Abdulkarim Al-Sultan

Personal information
- Full name: Abdulkarim Saud Sultan Al Sulaiman
- Date of birth: June 24, 2000 (age 24)
- Place of birth: Saudi Arabia
- Height: 1.83 m (6 ft 0 in)
- Position(s): Centre-back

Team information
- Current team: Al-Tai
- Number: 4

Youth career
- Al-Tai

Senior career*
- Years: Team / Apps / (Gls)
- 2020–: Al-Tai / 45 / (0)

International career
- 2022: Saudi Arabia U23

= Abdulkarim Al-Sultan =

Saudi Arabian footballer

Abdulkarim Al-Sultan (عبدالكريم السلطان; born 24 June 2000) is a Saudi Arabian professional footballer who plays as a centre-back for Pro League side Al-Tai.

==Club career==
Al-Sultan started his career at Al-Tai.
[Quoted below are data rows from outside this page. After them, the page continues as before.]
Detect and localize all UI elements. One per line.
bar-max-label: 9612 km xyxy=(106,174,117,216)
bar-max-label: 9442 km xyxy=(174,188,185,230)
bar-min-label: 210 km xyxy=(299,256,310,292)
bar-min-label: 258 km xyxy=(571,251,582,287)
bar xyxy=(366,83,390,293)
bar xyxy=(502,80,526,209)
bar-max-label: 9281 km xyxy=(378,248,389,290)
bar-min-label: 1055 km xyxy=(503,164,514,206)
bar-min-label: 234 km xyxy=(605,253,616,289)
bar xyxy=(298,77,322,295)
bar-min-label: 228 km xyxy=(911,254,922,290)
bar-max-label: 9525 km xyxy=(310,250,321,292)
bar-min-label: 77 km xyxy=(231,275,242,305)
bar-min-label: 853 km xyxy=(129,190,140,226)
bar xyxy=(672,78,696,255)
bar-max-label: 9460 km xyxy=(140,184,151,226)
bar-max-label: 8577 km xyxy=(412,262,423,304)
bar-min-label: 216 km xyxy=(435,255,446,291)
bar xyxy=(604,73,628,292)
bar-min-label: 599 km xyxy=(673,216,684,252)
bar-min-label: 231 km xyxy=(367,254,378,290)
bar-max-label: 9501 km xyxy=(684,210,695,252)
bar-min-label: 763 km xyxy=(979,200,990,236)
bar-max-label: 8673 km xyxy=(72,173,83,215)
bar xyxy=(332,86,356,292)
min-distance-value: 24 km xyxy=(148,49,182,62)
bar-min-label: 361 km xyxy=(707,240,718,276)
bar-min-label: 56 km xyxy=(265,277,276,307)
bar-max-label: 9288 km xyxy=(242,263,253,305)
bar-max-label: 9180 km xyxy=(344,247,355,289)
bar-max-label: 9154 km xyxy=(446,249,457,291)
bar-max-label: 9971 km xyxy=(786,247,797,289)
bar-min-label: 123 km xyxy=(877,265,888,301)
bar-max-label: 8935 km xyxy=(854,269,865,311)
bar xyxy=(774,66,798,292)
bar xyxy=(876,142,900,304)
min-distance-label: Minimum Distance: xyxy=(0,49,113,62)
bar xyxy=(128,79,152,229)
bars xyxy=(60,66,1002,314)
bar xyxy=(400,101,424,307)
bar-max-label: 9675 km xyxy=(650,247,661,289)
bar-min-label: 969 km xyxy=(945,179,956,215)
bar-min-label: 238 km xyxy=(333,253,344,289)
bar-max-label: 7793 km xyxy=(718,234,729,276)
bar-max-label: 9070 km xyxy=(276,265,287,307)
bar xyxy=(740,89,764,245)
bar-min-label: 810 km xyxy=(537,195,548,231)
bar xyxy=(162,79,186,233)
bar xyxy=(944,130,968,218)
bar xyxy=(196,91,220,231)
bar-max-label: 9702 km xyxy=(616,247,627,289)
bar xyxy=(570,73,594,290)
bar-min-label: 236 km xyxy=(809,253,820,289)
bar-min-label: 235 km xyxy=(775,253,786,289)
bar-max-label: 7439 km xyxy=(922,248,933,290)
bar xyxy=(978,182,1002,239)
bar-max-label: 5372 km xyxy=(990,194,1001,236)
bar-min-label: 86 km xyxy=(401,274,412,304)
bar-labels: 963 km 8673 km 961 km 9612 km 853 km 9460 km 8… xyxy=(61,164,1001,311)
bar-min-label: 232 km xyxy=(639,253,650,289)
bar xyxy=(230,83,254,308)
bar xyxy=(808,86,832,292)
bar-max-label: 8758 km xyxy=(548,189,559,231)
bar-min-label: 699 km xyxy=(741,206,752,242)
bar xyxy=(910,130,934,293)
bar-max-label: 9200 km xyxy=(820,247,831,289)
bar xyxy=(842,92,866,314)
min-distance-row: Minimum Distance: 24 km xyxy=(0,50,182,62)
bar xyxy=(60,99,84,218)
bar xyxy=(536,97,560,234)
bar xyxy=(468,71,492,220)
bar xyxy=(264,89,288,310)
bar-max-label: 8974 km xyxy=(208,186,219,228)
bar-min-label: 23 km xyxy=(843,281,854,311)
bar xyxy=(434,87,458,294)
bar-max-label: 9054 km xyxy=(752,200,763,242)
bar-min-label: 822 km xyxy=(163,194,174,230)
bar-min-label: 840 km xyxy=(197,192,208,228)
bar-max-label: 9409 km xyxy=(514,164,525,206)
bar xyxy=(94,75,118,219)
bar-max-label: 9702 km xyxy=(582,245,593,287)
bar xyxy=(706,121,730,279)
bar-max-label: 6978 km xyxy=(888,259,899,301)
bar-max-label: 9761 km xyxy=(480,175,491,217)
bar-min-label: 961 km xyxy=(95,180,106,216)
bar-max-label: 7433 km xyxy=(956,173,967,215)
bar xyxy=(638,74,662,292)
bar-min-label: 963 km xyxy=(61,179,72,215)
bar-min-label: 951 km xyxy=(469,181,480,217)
He was promoted to the first team during the 2019–20 season after the season resumed following the COVID-19 pandemic. In the 2020–21 season, Al-Sultan was part of the squad that earned promotion to the Pro League for the first time since 2008. He made his Pro League debut on 27 November 2021 by starting the league match against Al-Ittihad.